# Christ is never loved—until sin is loathed.



## Blueridge Believer

(Thomas Watson, "The Doctrine of Repentance")

A true penitent is a sin-loather. If a man loathes that 
which makes his stomach sick, much more will he loathe 
that which makes his soul sick! It is greater to loathe 
sin—than to leave it. The nauseating and loathing of 
sin, argues a detestation of it. 

Christ is never loved—until sin is loathed. 

Heaven is never longed for—until sin is loathed. 
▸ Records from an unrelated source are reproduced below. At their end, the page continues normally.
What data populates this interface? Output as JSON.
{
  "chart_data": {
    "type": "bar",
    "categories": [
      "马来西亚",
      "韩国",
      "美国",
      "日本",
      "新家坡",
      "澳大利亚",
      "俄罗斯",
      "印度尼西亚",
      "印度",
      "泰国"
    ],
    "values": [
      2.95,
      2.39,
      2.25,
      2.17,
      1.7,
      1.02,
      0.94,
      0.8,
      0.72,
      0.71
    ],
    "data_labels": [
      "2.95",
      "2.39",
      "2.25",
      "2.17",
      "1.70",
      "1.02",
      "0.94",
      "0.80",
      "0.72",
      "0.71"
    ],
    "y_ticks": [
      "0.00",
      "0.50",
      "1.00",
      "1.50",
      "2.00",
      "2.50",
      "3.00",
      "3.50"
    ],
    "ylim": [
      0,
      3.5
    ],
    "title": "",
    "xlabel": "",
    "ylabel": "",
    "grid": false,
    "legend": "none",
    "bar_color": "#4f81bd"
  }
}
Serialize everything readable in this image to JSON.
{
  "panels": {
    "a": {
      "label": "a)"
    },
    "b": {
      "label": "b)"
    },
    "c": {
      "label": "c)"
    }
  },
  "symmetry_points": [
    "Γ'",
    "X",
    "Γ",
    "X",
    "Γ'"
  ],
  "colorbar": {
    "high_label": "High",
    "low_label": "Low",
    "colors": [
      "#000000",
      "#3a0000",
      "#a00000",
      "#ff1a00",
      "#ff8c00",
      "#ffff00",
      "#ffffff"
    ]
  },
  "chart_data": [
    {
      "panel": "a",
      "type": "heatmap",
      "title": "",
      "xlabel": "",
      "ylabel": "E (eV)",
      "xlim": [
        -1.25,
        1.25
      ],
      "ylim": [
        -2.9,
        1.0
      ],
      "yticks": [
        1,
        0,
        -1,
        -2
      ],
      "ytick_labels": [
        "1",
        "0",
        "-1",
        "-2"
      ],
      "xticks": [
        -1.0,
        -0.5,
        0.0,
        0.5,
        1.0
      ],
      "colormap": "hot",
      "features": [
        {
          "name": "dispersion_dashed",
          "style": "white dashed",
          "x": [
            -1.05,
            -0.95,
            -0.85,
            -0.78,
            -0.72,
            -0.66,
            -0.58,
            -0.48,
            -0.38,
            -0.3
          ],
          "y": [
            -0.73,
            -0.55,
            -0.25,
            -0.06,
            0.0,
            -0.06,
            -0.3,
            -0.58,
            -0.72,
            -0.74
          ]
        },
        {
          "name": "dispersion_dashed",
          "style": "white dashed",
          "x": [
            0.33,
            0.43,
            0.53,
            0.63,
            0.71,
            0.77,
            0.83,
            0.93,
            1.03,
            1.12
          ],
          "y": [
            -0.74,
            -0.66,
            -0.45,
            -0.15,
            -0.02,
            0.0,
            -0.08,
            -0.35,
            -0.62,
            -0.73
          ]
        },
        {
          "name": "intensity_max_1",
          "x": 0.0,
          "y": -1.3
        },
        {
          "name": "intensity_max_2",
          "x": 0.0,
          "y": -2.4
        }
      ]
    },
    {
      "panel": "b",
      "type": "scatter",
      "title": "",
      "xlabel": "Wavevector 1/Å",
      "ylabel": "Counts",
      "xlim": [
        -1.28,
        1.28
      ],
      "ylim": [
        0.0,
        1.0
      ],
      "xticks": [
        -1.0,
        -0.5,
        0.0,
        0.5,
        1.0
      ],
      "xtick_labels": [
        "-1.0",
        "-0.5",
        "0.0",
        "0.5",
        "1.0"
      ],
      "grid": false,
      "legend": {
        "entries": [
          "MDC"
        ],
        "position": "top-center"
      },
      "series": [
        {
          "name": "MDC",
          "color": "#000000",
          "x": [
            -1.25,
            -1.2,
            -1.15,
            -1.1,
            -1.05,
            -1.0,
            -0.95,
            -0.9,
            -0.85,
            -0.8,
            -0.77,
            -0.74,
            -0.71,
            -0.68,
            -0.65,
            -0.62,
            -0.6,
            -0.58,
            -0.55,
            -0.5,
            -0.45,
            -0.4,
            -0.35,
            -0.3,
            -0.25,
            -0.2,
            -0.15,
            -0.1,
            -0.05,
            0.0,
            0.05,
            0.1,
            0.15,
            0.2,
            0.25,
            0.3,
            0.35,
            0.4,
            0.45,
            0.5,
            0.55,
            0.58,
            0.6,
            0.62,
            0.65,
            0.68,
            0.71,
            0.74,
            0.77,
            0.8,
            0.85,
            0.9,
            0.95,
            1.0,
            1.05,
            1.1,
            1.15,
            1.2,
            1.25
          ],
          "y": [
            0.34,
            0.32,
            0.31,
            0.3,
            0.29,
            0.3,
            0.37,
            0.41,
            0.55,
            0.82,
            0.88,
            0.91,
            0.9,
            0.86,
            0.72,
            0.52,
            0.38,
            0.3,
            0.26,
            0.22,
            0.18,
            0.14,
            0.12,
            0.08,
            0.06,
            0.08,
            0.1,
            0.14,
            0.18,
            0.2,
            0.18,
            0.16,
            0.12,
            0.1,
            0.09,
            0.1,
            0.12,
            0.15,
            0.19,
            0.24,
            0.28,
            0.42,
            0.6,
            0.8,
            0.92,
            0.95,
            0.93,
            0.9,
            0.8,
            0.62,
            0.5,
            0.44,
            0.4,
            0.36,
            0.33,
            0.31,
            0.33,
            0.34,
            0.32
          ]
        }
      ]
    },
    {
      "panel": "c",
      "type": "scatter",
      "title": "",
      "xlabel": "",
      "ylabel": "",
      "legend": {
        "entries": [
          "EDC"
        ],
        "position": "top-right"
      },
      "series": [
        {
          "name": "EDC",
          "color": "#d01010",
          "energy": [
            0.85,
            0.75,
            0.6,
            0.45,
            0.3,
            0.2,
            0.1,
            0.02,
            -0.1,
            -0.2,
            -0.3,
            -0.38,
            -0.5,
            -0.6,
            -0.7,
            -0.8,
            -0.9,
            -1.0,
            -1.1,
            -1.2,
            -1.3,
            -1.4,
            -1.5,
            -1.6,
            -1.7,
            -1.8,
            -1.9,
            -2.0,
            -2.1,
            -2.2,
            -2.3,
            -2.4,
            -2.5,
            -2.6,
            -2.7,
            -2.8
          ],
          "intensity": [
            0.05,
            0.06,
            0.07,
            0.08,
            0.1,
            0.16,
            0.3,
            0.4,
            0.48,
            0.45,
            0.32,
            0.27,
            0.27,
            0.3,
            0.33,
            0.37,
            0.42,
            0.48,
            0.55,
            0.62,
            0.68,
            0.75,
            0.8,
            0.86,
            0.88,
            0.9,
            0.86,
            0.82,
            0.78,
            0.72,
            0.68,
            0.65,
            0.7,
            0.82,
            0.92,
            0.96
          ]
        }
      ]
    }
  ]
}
When the soul sees its filthiness, he cries out, "Lord, 
when shall I be freed from this body of death! When 
shall I put off these filthy garments of sin—and be
arrayed in the robe of Your perfect righteousness! 
Let all my self-love be turned into self-loathing!"

We are never more precious in God's eyes—than 
when we are lepers in our own eyes! 

The more bitterness we taste in sin—
the more sweetness we shall taste in Christ!

Eze 36:31 Then shall ye remember your own evil ways, and your doings that [were] not good, and shall lothe yourselves in your own sight for your iniquities and for your abominations


----------



## jsup

This is a wonderful devotional. I'll never forget my pastor asking the church a few weeks ago why Christians tolerate many of their sinful habits. Some answered by saying that it's because we as Christians like our sinful ways too much. But I thought, "No, I don't like every sin I commit. The reason I ignore them is because I don't hate them with a passion." Thanks for putting this up. It made me remember something I should be thinking about more often.

_The fear of the Lord is to hate evil;_ ~ Proverbs 8:13a


----------



## ReformedWretch

I hate sin, I must hate it more though!

Thanks


----------